Hello everyone! In this article, we will consider common errors in the design of electronic devices and how to solve them. We will see how to calculate the cost of rolling back a batch of devices, get familiar with the main prototyping cycle.
You have probably heard that various manufacturers recall batches of electronic devices from time to time. Smartphones hanging up, cameras turning off suddenly, electronic cigarettes exploding — these are the results of an incorrect approach to prototyping devices and savings on-device testing.
For users, such cases look like routine and can only undermine their trust in the device manufacturer. For a company that has released insufficiently tested devices in a series, defects can lead to recalling of the entire party of devices, paying compensations, and even bankruptcy.

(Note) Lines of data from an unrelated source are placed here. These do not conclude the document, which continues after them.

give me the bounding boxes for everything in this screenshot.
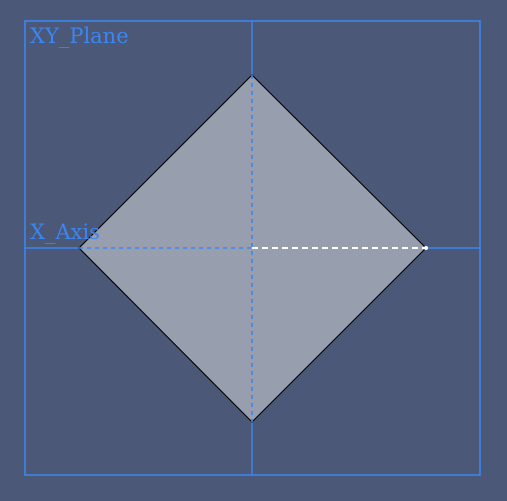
x-axis-label: X_Axis [30, 220, 100, 244]
xy-plane-label: XY_Plane [30, 24, 129, 48]
selected-edge-endpoint[interactable] [424, 246, 428, 250]
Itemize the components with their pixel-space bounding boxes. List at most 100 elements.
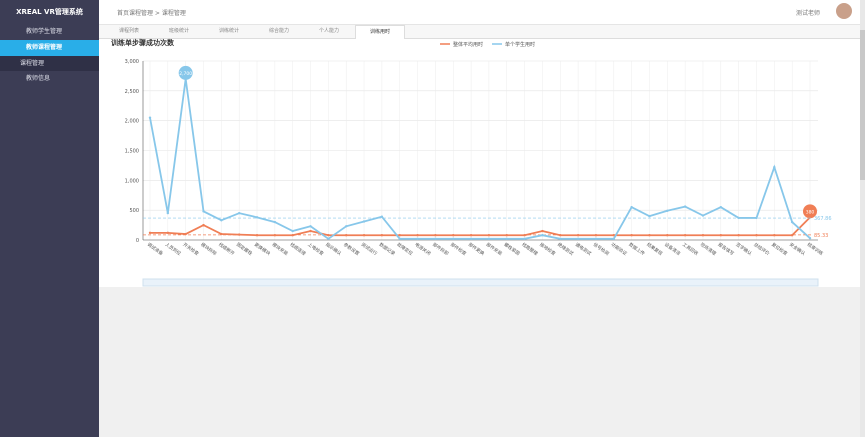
avatar[interactable] (836, 3, 852, 19)
point (345, 225, 348, 228)
x-tick-label: 部件更换 (467, 241, 486, 257)
point (291, 229, 294, 233)
x-tick-label: 总结评价 (752, 241, 771, 257)
x-tick-label: 电源关闭 (413, 241, 432, 257)
x-tick-label: 测试运行 (360, 241, 379, 257)
legend-label: 整体平均用时 (453, 41, 483, 48)
point (220, 232, 223, 236)
x-tick-label: 故障定位 (396, 241, 415, 257)
point (202, 223, 205, 227)
point (576, 234, 580, 237)
point (612, 234, 615, 237)
x-tick-label: 通电测试 (574, 241, 593, 257)
point (166, 211, 170, 215)
point (790, 234, 794, 237)
point (416, 237, 419, 241)
x-tick-label: 现场清理 (699, 241, 718, 257)
point (541, 229, 544, 233)
x-tick-label: 螺栓紧固 (503, 241, 522, 257)
x-tick-label: 固定螺栓 (235, 241, 254, 257)
breadcrumb[interactable]: 首页课程管理 > 课程管理 (117, 10, 186, 17)
point (434, 234, 437, 237)
x-tick-label: 线缆断开 (217, 241, 236, 257)
point (452, 234, 455, 237)
x-tick-label: 功能验证 (610, 241, 629, 257)
point (416, 234, 419, 237)
x-tick-label: 部件拆卸 (431, 241, 450, 257)
legend-label: 单个学生用时 (505, 41, 535, 48)
header: 首页课程管理 > 课程管理 测试老师 (99, 0, 860, 25)
x-tick-label: 数据记录 (378, 241, 397, 257)
x-tick-label: 模块拆除 (199, 241, 218, 257)
y-tick-label: 500 (129, 208, 139, 214)
point (737, 216, 740, 220)
x-tick-label: 设备清洁 (663, 241, 682, 257)
max-label: 380 (806, 209, 815, 215)
point (719, 234, 723, 237)
series-line (149, 78, 811, 240)
x-tick-label: 模块安装 (271, 241, 290, 257)
x-tick-label: 调试准备 (146, 241, 165, 257)
point (309, 225, 312, 228)
point (755, 216, 758, 220)
point (541, 234, 544, 237)
submenu-item[interactable]: 课程管理 (0, 56, 99, 71)
tab[interactable]: 训练用时 (355, 25, 405, 39)
point (362, 220, 366, 223)
x-tick-label: 报告填写 (717, 241, 736, 257)
point (273, 234, 277, 237)
point (594, 234, 598, 237)
sidebar: XREAL VR管理系统 教师学生管理 教师课程管理 课程管理 教师信息 (0, 0, 99, 437)
tab[interactable]: 训练统计 (218, 28, 239, 34)
max-marker (178, 65, 193, 80)
point (701, 234, 705, 237)
user-name[interactable]: 测试老师 (795, 10, 820, 17)
menu-item[interactable]: 教师信息 (26, 75, 51, 82)
point (559, 234, 562, 237)
point (808, 237, 812, 240)
point (362, 234, 366, 237)
point (648, 234, 651, 237)
x-tick-label: 接地检查 (538, 241, 557, 257)
point (255, 216, 259, 219)
scrollbar[interactable] (860, 0, 865, 437)
max-label: 2,700 (179, 71, 192, 77)
point (666, 209, 669, 212)
point (612, 237, 615, 241)
series-line (150, 216, 811, 237)
y-tick-label: 0 (136, 238, 139, 244)
point (737, 234, 740, 237)
menu-item[interactable]: 教师课程管理 (0, 40, 99, 56)
y-tick-label: 2,000 (125, 119, 139, 125)
x-tick-label: 结果复核 (645, 241, 664, 257)
point (255, 234, 259, 237)
point (345, 234, 348, 237)
point (523, 237, 526, 241)
point (505, 237, 508, 241)
point (291, 234, 294, 237)
panel (99, 39, 860, 287)
point (309, 229, 312, 233)
tab[interactable]: 课程列表 (118, 28, 139, 34)
point (719, 205, 723, 209)
point (202, 210, 205, 213)
point (559, 237, 562, 241)
tab[interactable]: 个人能力 (318, 28, 339, 34)
point (630, 234, 633, 237)
point (398, 234, 401, 237)
menu-item[interactable]: 教师学生管理 (26, 28, 63, 35)
x-tick-label: 线缆连接 (289, 241, 308, 257)
max-marker (803, 204, 817, 219)
y-tick-label: 1,000 (125, 178, 139, 184)
x-tick-label: 信号检测 (592, 241, 611, 257)
chart-title: 训练单步骤成功次数 (111, 38, 175, 47)
tab[interactable]: 综合能力 (268, 28, 289, 34)
point (380, 234, 384, 237)
zoom-slider[interactable] (142, 278, 819, 287)
tab[interactable]: 班级统计 (168, 28, 189, 34)
point (434, 237, 437, 241)
point (469, 237, 473, 241)
x-tick-label: 上电检查 (306, 241, 325, 257)
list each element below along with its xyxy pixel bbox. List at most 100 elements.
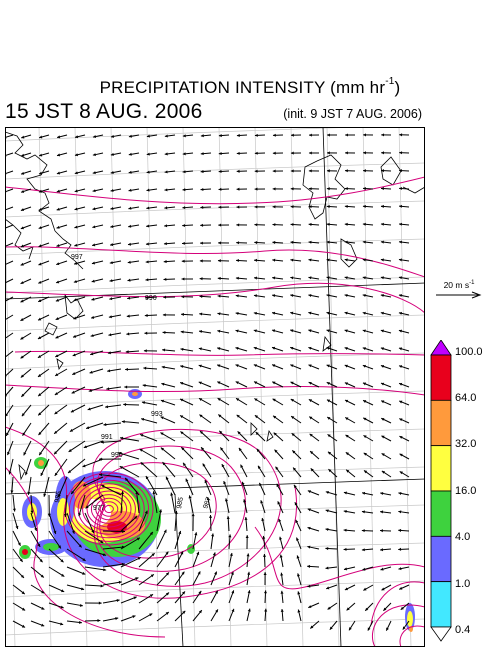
wind-vector-shaft [5, 134, 14, 139]
wind-vector-head [91, 261, 96, 265]
wind-vector-head [161, 365, 165, 369]
wind-vector-head [185, 478, 189, 482]
wind-vector-head [20, 318, 24, 321]
wind-vector-head [272, 205, 276, 209]
wind-vector-head [402, 626, 406, 630]
wind-vector-head [141, 417, 145, 421]
wind-vector-head [21, 607, 26, 611]
wind-vector-head [145, 476, 149, 480]
isobar-label: 991 [101, 434, 113, 441]
wind-vector-head [107, 369, 111, 373]
wind-vector-head [212, 552, 216, 556]
wind-vector-head [345, 133, 348, 137]
wind-vector-head [237, 431, 241, 435]
wind-vector-head [254, 276, 258, 280]
wind-vector-head [362, 311, 366, 315]
wind-vector-head [344, 311, 348, 315]
wind-vector-head [73, 298, 77, 302]
wind-vector-head [72, 353, 76, 357]
wind-vector-head [308, 399, 313, 403]
wind-vector-head [290, 205, 294, 209]
wind-vector-head [327, 151, 330, 155]
wind-vector-head [92, 153, 96, 157]
wind-vector-head [238, 447, 242, 452]
wind-vector-head [398, 311, 402, 315]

Nowadays almost all portable or stationary devices have intelligent control. They use the computing capabilities of microcontrollers, microprocessors, and processors for their work. This means that to change complex electronic logic, one will need to make changes in the software. This approach simplifies debugging, development, and error fixes, also reducing the cost of devices. Besides, manufacturers try to protect themselves by preferring software solution to hardware solutions for flexibility of the manufacturing process. As technologies develop, technical requirements for devices become more and more complex. Due to their complexity, modern devices should be properly designed and tested.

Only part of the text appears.